Try to choose a style of wedding dress that you will wear again – instead of leaving it to clutter up your cupboard – and of course it should preferably be made from a natural fabric. This also applies when selecting outfits for your attendants. Other options would be to hire an outfit, purchase a second-hand or vintage dress, have your mother’s wedding dress restyled or recycle something from your own wardrobe. Word has it that this is what Hollywood star Kiera Knightley did when she recently married in the South of France. For her very low-key wedding, Kiera chose to wear a short tulle dress with a bustier top that appeared to be the same dress that she had worn to a pre-Baftas party in 2008.

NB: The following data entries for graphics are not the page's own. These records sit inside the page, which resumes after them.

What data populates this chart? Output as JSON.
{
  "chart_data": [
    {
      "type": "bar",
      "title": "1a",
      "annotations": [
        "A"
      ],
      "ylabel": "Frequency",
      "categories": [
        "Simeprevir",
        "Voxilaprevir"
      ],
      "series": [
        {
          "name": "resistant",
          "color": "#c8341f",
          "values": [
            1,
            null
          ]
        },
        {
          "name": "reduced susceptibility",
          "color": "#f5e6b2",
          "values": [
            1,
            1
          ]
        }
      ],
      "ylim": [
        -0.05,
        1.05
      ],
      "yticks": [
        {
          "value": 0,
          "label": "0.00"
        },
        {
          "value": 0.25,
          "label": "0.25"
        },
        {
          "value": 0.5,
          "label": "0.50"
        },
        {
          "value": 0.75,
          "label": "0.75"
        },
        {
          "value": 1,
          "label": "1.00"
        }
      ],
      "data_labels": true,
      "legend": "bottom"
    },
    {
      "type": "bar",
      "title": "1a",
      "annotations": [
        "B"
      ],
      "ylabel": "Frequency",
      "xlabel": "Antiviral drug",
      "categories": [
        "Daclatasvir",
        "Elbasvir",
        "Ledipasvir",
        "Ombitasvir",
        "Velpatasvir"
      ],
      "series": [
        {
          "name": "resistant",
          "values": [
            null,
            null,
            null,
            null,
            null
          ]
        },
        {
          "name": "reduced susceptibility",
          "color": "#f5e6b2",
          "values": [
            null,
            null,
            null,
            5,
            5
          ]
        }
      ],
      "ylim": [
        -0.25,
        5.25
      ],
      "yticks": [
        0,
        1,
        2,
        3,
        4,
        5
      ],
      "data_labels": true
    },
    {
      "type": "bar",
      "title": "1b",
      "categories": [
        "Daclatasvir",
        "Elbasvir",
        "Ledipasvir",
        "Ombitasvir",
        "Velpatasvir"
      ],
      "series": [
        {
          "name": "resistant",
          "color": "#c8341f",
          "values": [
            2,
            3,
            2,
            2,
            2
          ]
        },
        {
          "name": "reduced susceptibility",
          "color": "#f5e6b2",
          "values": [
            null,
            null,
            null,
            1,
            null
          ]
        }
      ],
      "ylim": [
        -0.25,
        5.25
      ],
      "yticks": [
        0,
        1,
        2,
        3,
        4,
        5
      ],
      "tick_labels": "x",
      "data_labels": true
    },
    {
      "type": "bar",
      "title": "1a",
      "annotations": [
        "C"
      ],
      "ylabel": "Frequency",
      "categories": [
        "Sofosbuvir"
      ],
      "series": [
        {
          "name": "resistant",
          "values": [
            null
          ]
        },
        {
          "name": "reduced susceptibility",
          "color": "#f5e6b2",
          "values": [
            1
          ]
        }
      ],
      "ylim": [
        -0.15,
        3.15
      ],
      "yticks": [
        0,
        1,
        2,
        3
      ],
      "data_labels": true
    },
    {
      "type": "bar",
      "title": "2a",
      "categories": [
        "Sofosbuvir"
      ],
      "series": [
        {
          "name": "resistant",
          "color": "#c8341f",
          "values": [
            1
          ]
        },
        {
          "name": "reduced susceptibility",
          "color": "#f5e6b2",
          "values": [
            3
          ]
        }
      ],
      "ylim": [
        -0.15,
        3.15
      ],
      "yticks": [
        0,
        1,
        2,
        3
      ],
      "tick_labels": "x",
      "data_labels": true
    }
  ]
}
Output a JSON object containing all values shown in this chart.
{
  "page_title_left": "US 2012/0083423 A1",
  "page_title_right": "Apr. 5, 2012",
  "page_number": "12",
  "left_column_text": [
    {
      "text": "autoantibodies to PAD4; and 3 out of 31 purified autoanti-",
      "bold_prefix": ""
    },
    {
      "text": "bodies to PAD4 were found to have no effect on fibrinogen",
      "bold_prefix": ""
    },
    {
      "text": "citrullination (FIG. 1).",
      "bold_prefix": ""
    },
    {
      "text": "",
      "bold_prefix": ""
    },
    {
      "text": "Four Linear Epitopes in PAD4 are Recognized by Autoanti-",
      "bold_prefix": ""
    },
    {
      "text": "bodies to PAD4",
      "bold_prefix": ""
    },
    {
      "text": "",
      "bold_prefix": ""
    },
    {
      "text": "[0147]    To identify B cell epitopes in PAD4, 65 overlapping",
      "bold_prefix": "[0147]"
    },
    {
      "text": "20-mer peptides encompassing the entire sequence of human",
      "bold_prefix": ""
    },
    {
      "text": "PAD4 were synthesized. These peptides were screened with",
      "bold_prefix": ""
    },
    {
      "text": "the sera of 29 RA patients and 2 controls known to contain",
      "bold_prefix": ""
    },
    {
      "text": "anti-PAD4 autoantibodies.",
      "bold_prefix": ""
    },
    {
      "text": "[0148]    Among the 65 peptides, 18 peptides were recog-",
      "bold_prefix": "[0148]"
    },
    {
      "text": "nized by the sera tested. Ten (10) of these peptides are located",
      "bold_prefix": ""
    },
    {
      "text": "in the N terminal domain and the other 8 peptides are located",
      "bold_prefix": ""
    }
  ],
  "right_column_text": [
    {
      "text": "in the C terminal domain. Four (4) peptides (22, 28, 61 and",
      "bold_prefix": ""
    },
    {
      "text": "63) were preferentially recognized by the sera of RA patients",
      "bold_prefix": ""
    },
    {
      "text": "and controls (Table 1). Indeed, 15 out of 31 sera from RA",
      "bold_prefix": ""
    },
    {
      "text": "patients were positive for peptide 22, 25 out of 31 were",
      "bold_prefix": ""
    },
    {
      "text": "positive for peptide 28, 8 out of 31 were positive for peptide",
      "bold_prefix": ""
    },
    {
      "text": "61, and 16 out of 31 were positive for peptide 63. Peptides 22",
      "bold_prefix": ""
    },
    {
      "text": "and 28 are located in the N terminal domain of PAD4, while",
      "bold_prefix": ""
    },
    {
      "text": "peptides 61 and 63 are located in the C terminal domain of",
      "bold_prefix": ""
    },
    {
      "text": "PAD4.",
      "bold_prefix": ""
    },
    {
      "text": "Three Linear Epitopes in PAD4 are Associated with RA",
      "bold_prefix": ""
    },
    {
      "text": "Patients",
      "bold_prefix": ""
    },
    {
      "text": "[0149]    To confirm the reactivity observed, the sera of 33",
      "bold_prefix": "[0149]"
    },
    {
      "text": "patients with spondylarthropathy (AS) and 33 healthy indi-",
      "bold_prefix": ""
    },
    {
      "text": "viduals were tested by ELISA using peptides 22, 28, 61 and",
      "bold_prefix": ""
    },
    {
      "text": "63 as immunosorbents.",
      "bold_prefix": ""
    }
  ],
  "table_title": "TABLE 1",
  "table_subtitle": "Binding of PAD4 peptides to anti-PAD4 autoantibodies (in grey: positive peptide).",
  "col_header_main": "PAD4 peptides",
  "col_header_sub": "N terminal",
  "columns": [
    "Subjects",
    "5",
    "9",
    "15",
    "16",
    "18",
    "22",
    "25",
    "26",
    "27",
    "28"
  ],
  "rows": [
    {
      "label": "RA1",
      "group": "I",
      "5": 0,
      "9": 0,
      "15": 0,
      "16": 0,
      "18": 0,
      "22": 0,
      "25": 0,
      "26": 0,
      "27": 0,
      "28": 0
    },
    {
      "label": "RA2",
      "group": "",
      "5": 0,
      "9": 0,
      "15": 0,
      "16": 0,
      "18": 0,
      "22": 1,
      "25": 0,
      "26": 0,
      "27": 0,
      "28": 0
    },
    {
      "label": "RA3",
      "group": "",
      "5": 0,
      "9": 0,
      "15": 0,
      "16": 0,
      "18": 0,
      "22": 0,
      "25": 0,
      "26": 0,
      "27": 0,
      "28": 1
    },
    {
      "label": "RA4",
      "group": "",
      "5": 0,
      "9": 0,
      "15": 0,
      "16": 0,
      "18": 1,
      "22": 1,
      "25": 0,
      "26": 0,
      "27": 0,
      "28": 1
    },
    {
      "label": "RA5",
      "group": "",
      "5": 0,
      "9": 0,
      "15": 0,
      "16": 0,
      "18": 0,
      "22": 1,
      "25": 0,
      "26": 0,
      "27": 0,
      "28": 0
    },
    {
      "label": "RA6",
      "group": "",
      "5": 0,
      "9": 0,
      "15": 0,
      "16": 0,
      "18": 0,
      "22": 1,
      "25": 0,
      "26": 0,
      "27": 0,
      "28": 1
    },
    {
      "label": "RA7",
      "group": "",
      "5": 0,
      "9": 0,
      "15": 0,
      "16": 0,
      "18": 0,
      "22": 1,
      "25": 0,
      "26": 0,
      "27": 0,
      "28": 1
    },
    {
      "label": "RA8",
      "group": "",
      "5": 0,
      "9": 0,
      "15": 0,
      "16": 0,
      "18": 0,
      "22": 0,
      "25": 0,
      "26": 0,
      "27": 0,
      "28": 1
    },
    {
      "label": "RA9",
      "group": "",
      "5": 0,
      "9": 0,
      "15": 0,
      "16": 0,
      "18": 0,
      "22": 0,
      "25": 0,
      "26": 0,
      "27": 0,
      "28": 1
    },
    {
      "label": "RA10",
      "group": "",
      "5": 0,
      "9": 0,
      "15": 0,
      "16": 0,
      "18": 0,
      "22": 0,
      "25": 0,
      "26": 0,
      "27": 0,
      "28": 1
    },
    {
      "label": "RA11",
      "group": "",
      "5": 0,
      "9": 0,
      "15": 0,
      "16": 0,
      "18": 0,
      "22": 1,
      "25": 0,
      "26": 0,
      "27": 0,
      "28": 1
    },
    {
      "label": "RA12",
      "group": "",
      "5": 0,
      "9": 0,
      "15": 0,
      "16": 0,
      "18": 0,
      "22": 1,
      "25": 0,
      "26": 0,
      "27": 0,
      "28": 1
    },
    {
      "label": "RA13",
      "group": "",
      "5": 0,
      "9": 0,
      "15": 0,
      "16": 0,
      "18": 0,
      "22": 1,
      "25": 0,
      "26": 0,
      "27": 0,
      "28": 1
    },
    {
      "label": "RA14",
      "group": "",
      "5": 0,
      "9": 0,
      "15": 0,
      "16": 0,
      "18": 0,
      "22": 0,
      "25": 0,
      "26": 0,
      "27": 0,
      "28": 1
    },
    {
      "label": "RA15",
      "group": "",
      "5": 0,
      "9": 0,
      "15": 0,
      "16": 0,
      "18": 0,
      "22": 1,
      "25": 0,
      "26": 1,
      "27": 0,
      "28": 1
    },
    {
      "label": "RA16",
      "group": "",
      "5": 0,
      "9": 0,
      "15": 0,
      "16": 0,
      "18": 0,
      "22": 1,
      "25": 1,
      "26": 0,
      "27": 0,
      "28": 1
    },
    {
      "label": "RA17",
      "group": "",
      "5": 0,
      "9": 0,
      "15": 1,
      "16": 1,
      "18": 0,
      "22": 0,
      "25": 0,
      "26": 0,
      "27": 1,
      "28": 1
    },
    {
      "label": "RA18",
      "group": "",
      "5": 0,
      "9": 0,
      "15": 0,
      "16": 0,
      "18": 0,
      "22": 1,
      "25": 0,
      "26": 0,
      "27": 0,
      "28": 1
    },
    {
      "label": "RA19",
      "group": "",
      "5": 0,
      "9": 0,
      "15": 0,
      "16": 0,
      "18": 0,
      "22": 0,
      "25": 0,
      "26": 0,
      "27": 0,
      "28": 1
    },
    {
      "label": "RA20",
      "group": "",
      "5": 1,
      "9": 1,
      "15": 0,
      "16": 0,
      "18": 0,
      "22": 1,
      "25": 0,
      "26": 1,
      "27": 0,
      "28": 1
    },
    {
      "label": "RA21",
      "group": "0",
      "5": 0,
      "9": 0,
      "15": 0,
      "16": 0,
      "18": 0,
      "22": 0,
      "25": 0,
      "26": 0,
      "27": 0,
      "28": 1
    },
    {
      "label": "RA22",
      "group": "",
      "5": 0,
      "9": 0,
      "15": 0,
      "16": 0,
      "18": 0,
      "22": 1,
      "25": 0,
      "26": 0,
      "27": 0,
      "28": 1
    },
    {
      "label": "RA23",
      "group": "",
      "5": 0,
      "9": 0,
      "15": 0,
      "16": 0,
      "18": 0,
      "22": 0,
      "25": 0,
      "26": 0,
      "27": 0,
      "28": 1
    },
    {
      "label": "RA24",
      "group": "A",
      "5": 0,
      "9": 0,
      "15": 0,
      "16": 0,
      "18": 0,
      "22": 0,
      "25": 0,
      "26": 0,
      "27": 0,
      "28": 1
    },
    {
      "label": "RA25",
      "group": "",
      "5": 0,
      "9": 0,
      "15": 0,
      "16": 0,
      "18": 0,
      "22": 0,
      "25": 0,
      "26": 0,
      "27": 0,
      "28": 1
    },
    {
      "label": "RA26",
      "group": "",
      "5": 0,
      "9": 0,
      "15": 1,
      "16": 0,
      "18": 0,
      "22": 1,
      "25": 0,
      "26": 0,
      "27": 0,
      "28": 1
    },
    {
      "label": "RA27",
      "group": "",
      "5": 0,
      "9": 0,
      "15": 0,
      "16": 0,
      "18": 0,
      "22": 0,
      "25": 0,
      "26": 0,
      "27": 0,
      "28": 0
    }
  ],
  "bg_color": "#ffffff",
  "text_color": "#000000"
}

Steer away from imported flowers and rather choose those that are in season and easily obtainable from a local supplier. Consider using small tubs of flowers or herbs as table décor, which could also double up as gifts for your guests. You could also give your guests packets of wild flower seeds, or products like pottery or chocolates that are locally made. Gifts that support a good cause are also suitable. One idea that has always appealed to me and that I often suggest is to make a vendor’s day and buy copies of The Big Issue to give to your guests.
If you are using fresh flowers, try not to waste them after the wedding. You could donate them to a hospital or old age home, should you not be planning to give them to guests.
Eskom is always appealing to us to cut back on our electricity consumption and a good way to do this is to make use candelabra on the tables.
Ask your caterer to ensure that only organic produce is served at your wedding reception. If red meat and/or chicken are on the menu, request that only meat that has been organically reared (using sustainable farming methods) is used. Serve food that is in season and locally grown and not imported.
More and more organic wine is appearing on the shelves in supermarkets and bottle stores and this would be your ideal first choice. Today there are many more outlets for locally-brewed beer which would definitely get the nod ahead of imported beer
A wedding held outdoors in natural surroundings is an excellent way to reduce your footprint as it requires no artificial lighting and far less decorating. If possible, try and have the ceremony and reception at the same place or choose a setting that is convenient to most guests so that you minimise the amount of travelling required. Ideally, you should also not travel too far for your honeymoon.
If you and your guests are travelling long distances to your wedding you could consider offsetting the effects of the carbon emissions by giving your guests trees to plant. – a wonderful way to commemorate your wedding day. Where you plant the tree is your choice – whether in your new garden, at your parents’ home, at a school you attended, or in a public space that needs beautifying. What fun to watch the tree grow (like your marriage) and be a permanent reminder of your special occasion. And at the same time, you will be doing your bit to help ‘green’ the planet.
Fireworks are definitely frowned upon as are sky lanterns whose remains litter and are known to cause fires and damage to livestock.
It is not easy to have a completely carbon free occasion but even one small act by every couple marrying could have a huge effect on the planet.